Streamers Papaplatte (left) and Reeze: They have been suspended together
Photo: YouTube / 7 vs. Wild
Web stars and outdoor enthusiasts filming themselves in the wilderness: Hardly any other web video format has been as popular in recent years as the first two seasons of "7 vs. Wild". This was also due to the fact that the survival show managed to create digital campfire moments and become a topic of conversation, from the schoolyard to the office kitchen. This was also made possible by the way it was published: New episodes of the series went online on YouTube, where thousands of users immediately commented on what was happening. With some distance, well-known streamers were able to watch and comment on the episodes through their channels, which attracted new audiences. And the participants themselves also published so-called reactions, in which they classified what was shown from their own perspective. It all seemed like a well-oiled click-collecting machine.
This year, however, on Wednesday, "7 vs. Wild" will only start on Google's video platform after a delay of a good month. Since the end of October, two episodes of "7 vs.

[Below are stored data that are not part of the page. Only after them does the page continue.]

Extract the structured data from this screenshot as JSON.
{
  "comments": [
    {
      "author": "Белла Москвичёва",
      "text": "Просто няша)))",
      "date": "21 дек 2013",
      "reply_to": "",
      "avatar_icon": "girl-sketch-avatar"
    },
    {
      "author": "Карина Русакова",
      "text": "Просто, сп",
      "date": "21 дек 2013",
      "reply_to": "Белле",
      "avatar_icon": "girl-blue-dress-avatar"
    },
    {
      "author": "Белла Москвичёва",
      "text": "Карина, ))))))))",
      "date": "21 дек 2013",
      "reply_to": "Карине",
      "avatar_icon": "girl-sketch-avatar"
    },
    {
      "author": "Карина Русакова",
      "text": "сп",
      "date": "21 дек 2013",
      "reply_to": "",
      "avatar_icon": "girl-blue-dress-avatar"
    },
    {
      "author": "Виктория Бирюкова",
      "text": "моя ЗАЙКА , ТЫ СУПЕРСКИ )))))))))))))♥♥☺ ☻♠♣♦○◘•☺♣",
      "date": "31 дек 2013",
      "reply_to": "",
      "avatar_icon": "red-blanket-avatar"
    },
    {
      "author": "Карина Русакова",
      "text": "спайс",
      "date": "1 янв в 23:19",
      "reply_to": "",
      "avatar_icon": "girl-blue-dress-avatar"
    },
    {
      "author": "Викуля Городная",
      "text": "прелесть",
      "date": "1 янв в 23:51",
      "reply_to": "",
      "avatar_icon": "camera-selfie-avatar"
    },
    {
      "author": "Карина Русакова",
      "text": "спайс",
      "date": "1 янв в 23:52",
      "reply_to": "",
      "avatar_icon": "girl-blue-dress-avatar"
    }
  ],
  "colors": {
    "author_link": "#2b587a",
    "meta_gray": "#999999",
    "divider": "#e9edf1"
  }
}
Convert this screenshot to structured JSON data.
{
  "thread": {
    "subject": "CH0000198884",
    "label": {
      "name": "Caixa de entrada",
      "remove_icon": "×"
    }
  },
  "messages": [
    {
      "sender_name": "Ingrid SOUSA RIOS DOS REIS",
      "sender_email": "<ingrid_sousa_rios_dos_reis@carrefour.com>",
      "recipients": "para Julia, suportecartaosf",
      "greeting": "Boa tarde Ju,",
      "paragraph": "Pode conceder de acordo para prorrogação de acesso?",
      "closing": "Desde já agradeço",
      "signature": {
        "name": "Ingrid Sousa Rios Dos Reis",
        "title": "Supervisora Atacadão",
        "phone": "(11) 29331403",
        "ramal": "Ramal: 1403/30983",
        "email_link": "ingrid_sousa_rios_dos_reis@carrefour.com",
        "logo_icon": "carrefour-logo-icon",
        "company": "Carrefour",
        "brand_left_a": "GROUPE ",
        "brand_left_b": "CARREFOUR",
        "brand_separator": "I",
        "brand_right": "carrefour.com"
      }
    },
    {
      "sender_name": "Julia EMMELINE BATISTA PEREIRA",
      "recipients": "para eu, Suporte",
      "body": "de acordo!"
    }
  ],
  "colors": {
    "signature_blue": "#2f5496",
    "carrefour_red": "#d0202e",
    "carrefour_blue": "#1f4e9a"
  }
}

Wild: Teams", the latest season, have been released every week on Amazon's ad-financed streaming portal Freevee, for which teams of two instead of lone wolves were suspended for the first time. According to the creators of the format, such a exploitation rights deal was necessary in order to be able to financially support the project, which this time is set on Canadian islands.
The shift towards Freevee did not go down well with fans at first: Numerous viewers commented online that they would wait until the season starts on YouTube. They justified this, for example, with the fact that there was supposedly too much advertising on Amazon's platform (in practice, the number and duration of interruptions is limited) or with the fact that Freevee viewers had to wait forever for reaction videos to the episodes. These are actually only now being published, based on the YouTube uploads.
More than 27 million streams to date
Nevertheless, »7 vs. Wild« on Freevee has not become a pipe dream. As an Amazon spokesperson told SPIEGEL, Freevee has already recorded over 27 million streams for the episodes of the season so far as Tuesday afternoon. This shows that the format is attracting a great deal of interest even in an unfamiliar environment. There are currently nine episodes online on Freevee, with the latest one just coming out Tuesday.
According to Amazon, the series has been consistently number one in the Freevee Top 31 in Germany since the release of the first episode on October 10. Episode one has been the most successful episode so far, with more than two million streams in the first 48 hours after upload alone. It is unclear how many clicks the episode has collected in the meantime – Amazon did not provide any information on this.
By comparison, the first episode of the second season "7 vs. Wild" had more than 2022.48 million views on YouTube in just under 4 hours at the end of 5. In the end, episode two was even more successful, with 13 million clicks to date.
What excites the viewers
The apparently still great attraction of the format is that you can ask yourself in front of the screen: How long would I last in the great outdoors? What would I do differently than or exactly like the candidates, only some of whom have survival experience? In addition, there is the celebrity factor: As in the previous season, in addition to the format co-inventor Fritz Meinecke, other internet stars are part of the experiment, including Knossi, Trymacs and Papaplatte, all successful Twitch streamers.
In the run-up to the new season, there had been a controversy surrounding wildlife filmmaker Andreas Kieling. He was originally intended as a team partner for the extreme athlete Joey Kelly, but was not allowed to participate (read more about this here). However, »7 vs. Wild: Teams« still provides material for discussion – regardless of the content of the episodes, which is intentionally not spoiled here.
For example, participants of the Canada season, including Fritz Meinecke himself, have since reported that organizational chaos reigned before the actual shooting began. As a result, all teams started with a lot of pre-race stress in their attempt to get along beyond civilization for 14 days. There had apparently been heated discussions about the essential question of whether and how the teams should be allowed to light fires on their islands. Meinecke commented on this in a video reaction on Saturday. He was reacting to the latest episode of a "Behind the Scenes" series that accompanies "7 vs. Wild: Teams." Your episodes go online directly on YouTube.